Her incredible journey into politics began way back in 2002 when she decided to involve herself in activities that target women and work for women institutions, including the National Council of Women of Kenya. As the programmes officer, they could traverse various parts of the country conducting civic education for women.
Then there was the 2005 referendum, which was organised in two referendum camps, respectively referred to as Bananas (“yes”) and Oranges (“no”). “I opted to go for bananas because I was looking out for the gains of women. Women needed to benefit and have a voice,”she says.
In 2007, she was recommended to be part of the 'Kibaki Tena' team, and that’s how she became actively involved in the politics of the country.
“I would say that if that time men would have listened to what we told them, we would have avoided what we saw in the 2007-2008 post-election violence . At that time, the security of the country was so much affected.
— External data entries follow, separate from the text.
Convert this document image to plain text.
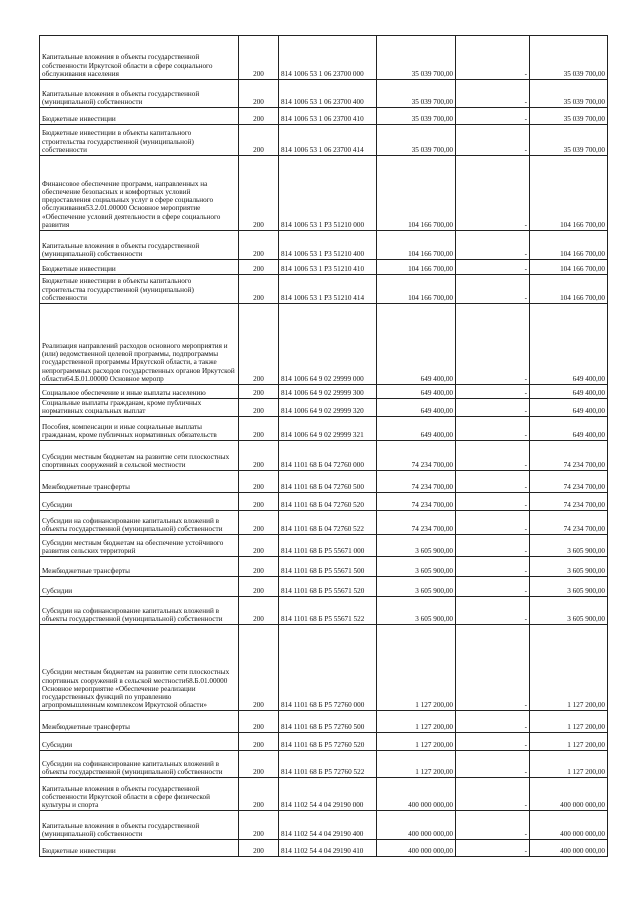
Капитальные вложения в объекты государственной собственности Иркутской области в сфере социального обслуживания населения	200	814 1006 53 1 06 23700 000	35 039 700,00	-	35 039 700,00
Капитальные вложения в объекты государственной (муниципальной) собственности	200	814 1006 53 1 06 23700 400	35 039 700,00	-	35 039 700,00
Бюджетные инвестиции	200	814 1006 53 1 06 23700 410	35 039 700,00	-	35 039 700,00
Бюджетные инвестиции в объекты капитального строительства государственной (муниципальной) собственности	200	814 1006 53 1 06 23700 414	35 039 700,00	-	35 039 700,00
Финансовое обеспечение программ, направленных на обеспечение безопасных и комфортных условий предоставления социальных услуг в сфере социального обслуживания53.2.01.00000 Основное мероприятие «Обеспечение условий деятельности в сфере социального развития	200	814 1006 53 1 P3 51210 000	104 166 700,00	-	104 166 700,00
Капитальные вложения в объекты государственной (муниципальной) собственности	200	814 1006 53 1 P3 51210 400	104 166 700,00	-	104 166 700,00
Бюджетные инвестиции	200	814 1006 53 1 P3 51210 410	104 166 700,00	-	104 166 700,00
Бюджетные инвестиции в объекты капитального строительства государственной (муниципальной) собственности	200	814 1006 53 1 P3 51210 414	104 166 700,00	-	104 166 700,00
Реализация направлений расходов основного мероприятия и (или) ведомственной целевой программы, подпрограммы государственной программы Иркутской области, а также непрограммных расходов государственных органов Иркутской области64.Б.01.00000 Основное меропр	200	814 1006 64 9 02 29999 000	649 400,00	-	649 400,00
Социальное обеспечение и иные выплаты населению	200	814 1006 64 9 02 29999 300	649 400,00	-	649 400,00
Социальные выплаты гражданам, кроме публичных нормативных социальных выплат	200	814 1006 64 9 02 29999 320	649 400,00	-	649 400,00
Пособия, компенсации и иные социальные выплаты гражданам, кроме публичных нормативных обязательств	200	814 1006 64 9 02 29999 321	649 400,00	-	649 400,00
Субсидии местным бюджетам на развитие сети плоскостных спортивных сооружений в сельской местности	200	814 1101 68 Б 04 72760 000	74 234 700,00	-	74 234 700,00
Межбюджетные трансферты	200	814 1101 68 Б 04 72760 500	74 234 700,00	-	74 234 700,00
Субсидии	200	814 1101 68 Б 04 72760 520	74 234 700,00	-	74 234 700,00
Субсидии на софинансирование капитальных вложений в объекты государственной (муниципальной) собственности	200	814 1101 68 Б 04 72760 522	74 234 700,00	-	74 234 700,00
Субсидии местным бюджетам на обеспечение устойчивого развития сельских территорий	200	814 1101 68 Б P5 55671 000	3 605 900,00	-	3 605 900,00
Межбюджетные трансферты	200	814 1101 68 Б P5 55671 500	3 605 900,00	-	3 605 900,00
Субсидии	200	814 1101 68 Б P5 55671 520	3 605 900,00	-	3 605 900,00
Субсидии на софинансирование капитальных вложений в объекты государственной (муниципальной) собственности	200	814 1101 68 Б P5 55671 522	3 605 900,00	-	3 605 900,00
Субсидии местным бюджетам на развитие сети плоскостных спортивных сооружений в сельской местности68.Б.01.00000 Основное мероприятие «Обеспечение реализации государственных функций по управлению агропромышленным комплексом Иркутской области»	200	814 1101 68 Б P5 72760 000	1 127 200,00	-	1 127 200,00
Межбюджетные трансферты	200	814 1101 68 Б P5 72760 500	1 127 200,00	-	1 127 200,00
Субсидии	200	814 1101 68 Б P5 72760 520	1 127 200,00	-	1 127 200,00
Субсидии на софинансирование капитальных вложений в объекты государственной (муниципальной) собственности	200	814 1101 68 Б P5 72760 522	1 127 200,00	-	1 127 200,00
Капитальные вложения в объекты государственной собственности Иркутской области в сфере физической культуры и спорта	200	814 1102 54 4 04 29190 000	400 000 000,00	-	400 000 000,00
Капитальные вложения в объекты государственной (муниципальной) собственности	200	814 1102 54 4 04 29190 400	400 000 000,00	-	400 000 000,00
Бюджетные инвестиции	200	814 1102 54 4 04 29190 410	400 000 000,00	-	400 000 000,00
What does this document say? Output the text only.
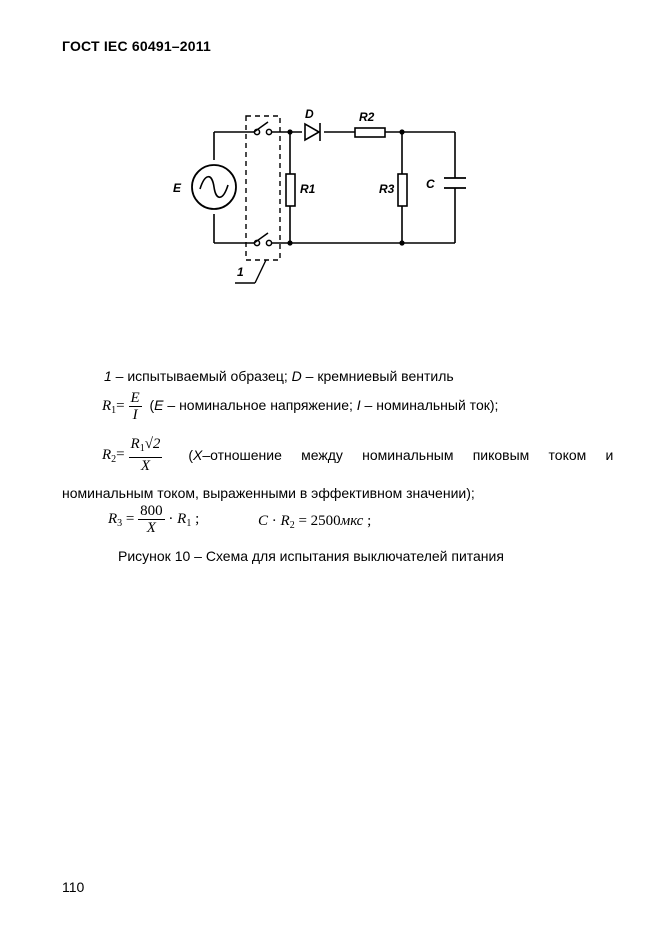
ГОСТ IEC 60491–2011
E
D	R2
R1	R3	C
1
1 – испытываемый образец; D – кремниевый вентиль
$R_1= \frac{E}{I} (E$ – номинальное напряжение; I – номинальный ток);
$R_2= \frac{R_1√2}{X}$ (X–отношение между номинальным пиковым током и
номинальным током, выраженными в эффективном значении);
$R_3 = \frac{800}{X} \cdot R_1$ ;	$C \cdot R_2 = 2500мкс$ ;
Рисунок 10 – Схема для испытания выключателей питания
110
I remember hosting 15 women in my house because they had nowhere to go.The late John Michuki requested me to to go to the various IDP camps especially in Rift Valley, perhaps to try and calm things down. And that’s how politics became so hard in me,” she explains.
In 2010, she received a call requesting her to join The Alliance Party of Kenya, an affiliate of The National Alliance (TNA).
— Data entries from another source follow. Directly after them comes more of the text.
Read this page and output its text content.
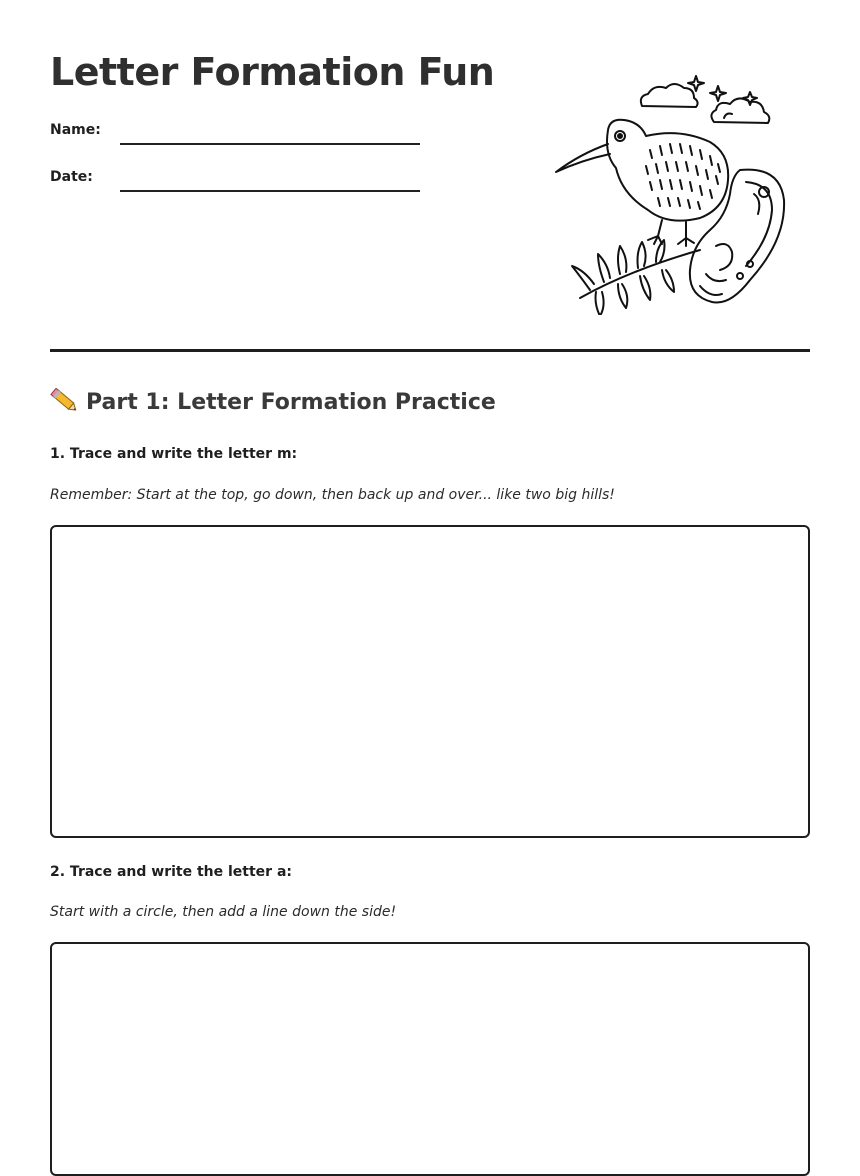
Letter Formation Fun
Name:
Date:
Part 1: Letter Formation Practice

1. Trace and write the letter m:

Remember: Start at the top, go down, then back up and over... like two big hills!

2. Trace and write the letter a:

Start with a circle, then add a line down the side!
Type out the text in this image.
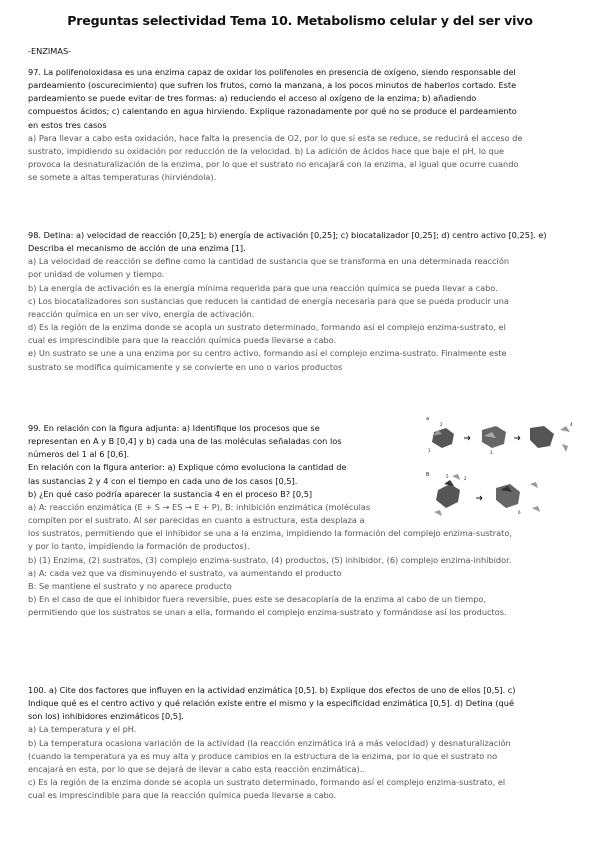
Preguntas selectividad Tema 10. Metabolismo celular y del ser vivo
-ENZIMAS-
97. La polifenoloxidasa es una enzima capaz de oxidar los polifenoles en presencia de oxígeno, siendo responsable del
pardeamiento (oscurecimiento) que sufren los frutos, como la manzana, a los pocos minutos de haberlos cortado. Este
pardeamiento se puede evitar de tres formas: a) reduciendo el acceso al oxígeno de la enzima; b) añadiendo
compuestos ácidos; c) calentando en agua hirviendo. Explique razonadamente por qué no se produce el pardeamiento
en estos tres casos
a) Para llevar a cabo esta oxidación, hace falta la presencia de O2, por lo que si esta se reduce, se reducirá el acceso de
sustrato, impidiendo su oxidación por reducción de la velocidad. b) La adición de ácidos hace que baje el pH, lo que
provoca la desnaturalización de la enzima, por lo que el sustrato no encajará con la enzima, al igual que ocurre cuando
se somete a altas temperaturas (hirviéndola).
98. Detina: a) velocidad de reacción [0,25]; b) energía de activación [0,25]; c) biocatalizador [0,25]; d) centro activo [0,25]. e)
Describa el mecanismo de acción de una enzima [1].
a) La velocidad de reacción se define como la cantidad de sustancia que se transforma en una determinada reacción
por unidad de volumen y tiempo.
b) La energía de activación es la energía mínima requerida para que una reacción química se pueda llevar a cabo.
c) Los biocatalizadores son sustancias que reducen la cantidad de energía necesaria para que se pueda producir una
reacción química en un ser vivo, energía de activación.
d) Es la región de la enzima donde se acopla un sustrato determinado, formando así el complejo enzima-sustrato, el
cual es imprescindible para que la reacción química pueda llevarse a cabo.
e) Un sustrato se une a una enzima por su centro activo, formando así el complejo enzima-sustrato. Finalmente este
sustrato se modifica químicamente y se convierte en uno o varios productos
99. En relación con la figura adjunta: a) Identifique los procesos que se
representan en A y B [0,4] y b) cada una de las moléculas señaladas con los
números del 1 al 6 [0,6].
En relación con la figura anterior: a) Explique cómo evoluciona la cantidad de
las sustancias 2 y 4 con el tiempo en cada uno de los casos [0,5].
b) ¿En qué caso podría aparecer la sustancia 4 en el proceso B? [0,5]
a) A: reacción enzimática (E + S → ES → E + P), B: inhibición enzimática (moléculas
compiten por el sustrato. Al ser parecidas en cuanto a estructura, esta desplaza a
los sustratos, permitiendo que el inhibidor se una a la enzima, impidiendo la formación del complejo enzima-sustrato,
y por lo tanto, impidiendo la formación de productos).
b) (1) Enzima, (2) sustratos, (3) complejo enzima-sustrato, (4) productos, (5) inhibidor, (6) complejo enzima-inhibidor.
a) A: cada vez que va disminuyendo el sustrato, va aumentando el producto
B: Se mantiene el sustrato y no aparece producto
b) En el caso de que el inhibidor fuera reversible, pues este se desacoplaría de la enzima al cabo de un tiempo,
permitiendo que los sustratos se unan a ella, formando el complejo enzima-sustrato y formándose así los productos.
a
1
2
3
4
B
2
5
6
100. a) Cite dos factores que influyen en la actividad enzimática [0,5]. b) Explique dos efectos de uno de ellos [0,5]. c)
Indique qué es el centro activo y qué relación existe entre el mismo y la especificidad enzimática [0,5]. d) Detina (qué
son los) inhibidores enzimáticos [0,5].
a) La temperatura y el pH.
b) La temperatura ocasiona variación de la actividad (la reacción enzimática irá a más velocidad) y desnaturalización
(cuando la temperatura ya es muy alta y produce cambios en la estructura de la enzima, por lo que el sustrato no
encajará en esta, por lo que se dejará de llevar a cabo esta reacción enzimática)..
c) Es la región de la enzima donde se acopla un sustrato determinado, formando así el complejo enzima-sustrato, el
cual es imprescindible para que la reacción química pueda llevarse a cabo.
“Apparently, they had already registered me as the secretary general. On that day, I remember I had to go to church and pray. I just transformed and took control,” says Elachi.
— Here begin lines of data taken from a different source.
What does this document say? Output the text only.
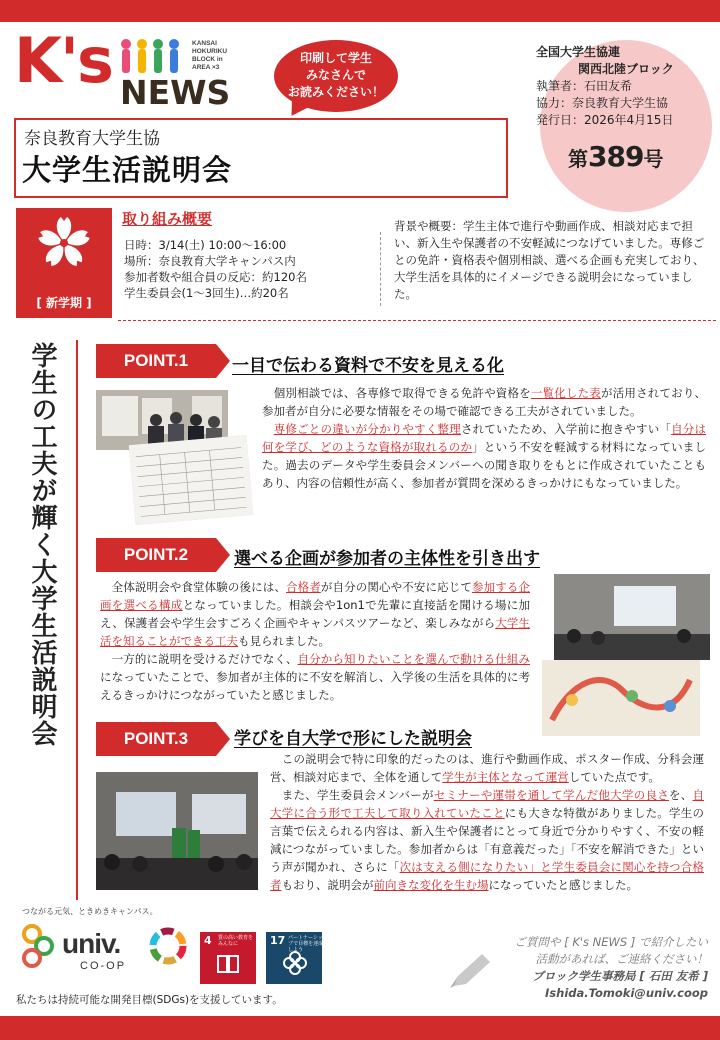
K's	KANSAI HOKURIKU BLOCK in AREA ×3
NEWS
印刷して学生
みなさんで
お読みください！
全国大学生協連
関西北陸ブロック
執筆者：石田友希
協力：奈良教育大学生協
発行日：2026年4月15日
第389号
奈良教育大学生協
大学生活説明会
[ 新学期 ]
取り組み概要
日時：3/14(土) 10:00〜16:00
場所：奈良教育大学キャンパス内
参加者数や組合員の反応：約120名
学生委員会(1〜3回生)…約20名
背景や概要：学生主体で進行や動画作成、相談対応まで担い、新入生や保護者の不安軽減につなげていました。専修ごとの免許・資格表や個別相談、選べる企画も充実しており、大学生活を具体的にイメージできる説明会になっていました。
学生の工夫が輝く大学生活説明会	POINT.1	一目で伝わる資料で不安を見える化
　個別相談では、各専修で取得できる免許や資格を一覧化した表が活用されており、参加者が自分に必要な情報をその場で確認できる工夫がされていました。
　専修ごとの違いが分かりやすく整理されていたため、入学前に抱きやすい「自分は何を学び、どのような資格が取れるのか」という不安を軽減する材料になっていました。過去のデータや学生委員会メンバーへの聞き取りをもとに作成されていたこともあり、内容の信頼性が高く、参加者が質問を深めるきっかけにもなっていました。
POINT.2	選べる企画が参加者の主体性を引き出す
　全体説明会や食堂体験の後には、合格者が自分の関心や不安に応じて参加する企画を選べる構成となっていました。相談会や1on1で先輩に直接話を聞ける場に加え、保護者会や学生会すごろく企画やキャンパスツアーなど、楽しみながら大学生活を知ることができる工夫も見られました。
　一方的に説明を受けるだけでなく、自分から知りたいことを選んで動ける仕組みになっていたことで、参加者が主体的に不安を解消し、入学後の生活を具体的に考えるきっかけにつながっていたと感じました。
POINT.3	学びを自大学で形にした説明会
　この説明会で特に印象的だったのは、進行や動画作成、ポスター作成、分科会運営、相談対応まで、全体を通して学生が主体となって運営していた点です。
　また、学生委員会メンバーがセミナーや運帯を通して学んだ他大学の良さを、自大学に合う形で工夫して取り入れていたことにも大きな特徴がありました。学生の言葉で伝えられる内容は、新入生や保護者にとって身近で分かりやすく、不安の軽減につながっていました。参加者からは「有意義だった」「不安を解消できた」という声が聞かれ、さらに「次は支える側になりたい」と学生委員会に関心を持つ合格者もおり、説明会が前向きな変化を生む場になっていたと感じました。
つながる元気、ときめきキャンパス。
univ.
CO-OP
4 質の高い教育をみんなに	17 パートナーシップで目標を達成しよう
私たちは持続可能な開発目標(SDGs)を支援しています。
ご質問や [ K's NEWS ] で紹介したい
活動があれば、ご連絡ください！
ブロック学生事務局 [ 石田 友希 ]
Ishida.Tomoki@univ.coop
It still wasn’t easy. She was learning fast that in politics, you have to be ready to give out more than to receive. “As a small party though well organised, sometimes I had to go without salary and even find means of paying that of some of our staff. I learnt that as a woman, when you are in politics and at the position of the neck, you must give, something that I’ve inculcated up to date. On the other hand, there are times I could stay in that office for 24 hours because of the workload. I had to be awake to serve people. It took a lot of courage to be the secretary general.”
As the first woman to be appointed majority Chief Whip in the history of parliament, Elachi says it has been an interesting experience but she cannot judge herself.
“It’s the people to gauge and vet my performance. Of course, it has had its fair share of challenges but I strive to diligently perform my duties,” she says.
“Sometimes I walk into a function and its like I am an after-thought simply because I am a woman, yet I have no choice but to play my part in serving the country. But I thank God for the strength He continues to give me,” she says. “When you are whip, you don’t get annoyed with small issues. You laugh, learn to engage and appreciate people.”
In the Senate, Elachi has equally remained active. She says that being appreciated for the work she does is an achievement itself. But being female and young, how is she able to control the older and experienced Senators in the house?
“I use the African way, which is to respect my seniors. As a first timer, you learn a lot from those who have been there before,” she says. As a nominated Senator, she is credited for bringing the National Youth Service motion on the floor of the house.
“Though it has stayed for a while in the committees, which is a bit frustrating, I feel happy because through that policy, the government has tried to restructure NYS for better service delivery,” she says.
She also hopes to introduce the Food Security Bill and an amendment on the National Police Service Act. “In the Senate, you learn a lot because you must think of what to do.You are better of coming up with a bill such that even if its not adopted, you will have helped inform where there is a gap,”she says.
She offers:”Food and security go hand in hand. Before you are shown pictures of people starving in some of the remote areas of the country, a committee needs to be in place to focus on food security issues and monitor the situation so that measures can be put in place to save the situation. Come next year, I hope to introduce another bill, which I know will be very controversial. It will basically urge Kenyans that they cannot subdivide their land when its still acres.”
To make it in the journey of politics, she is grateful to her mentors who include President Uhuru Kenyatta, Prof Wanjiku Kabira, the late John Michuki, Millie Odhiambo, and Cecile Mbarire among others.
Elachi believes Kenya has a great future as long as the National Assembly and the Senate can reason together and put the country’s interests first.
“Kenyans know we have two houses. Unfortunately, we have developed a strategy of playing politics within them and its hurting. We need to sort out any individual differences. I believe that if we support the President, we will take this country to another level,” says Elachi.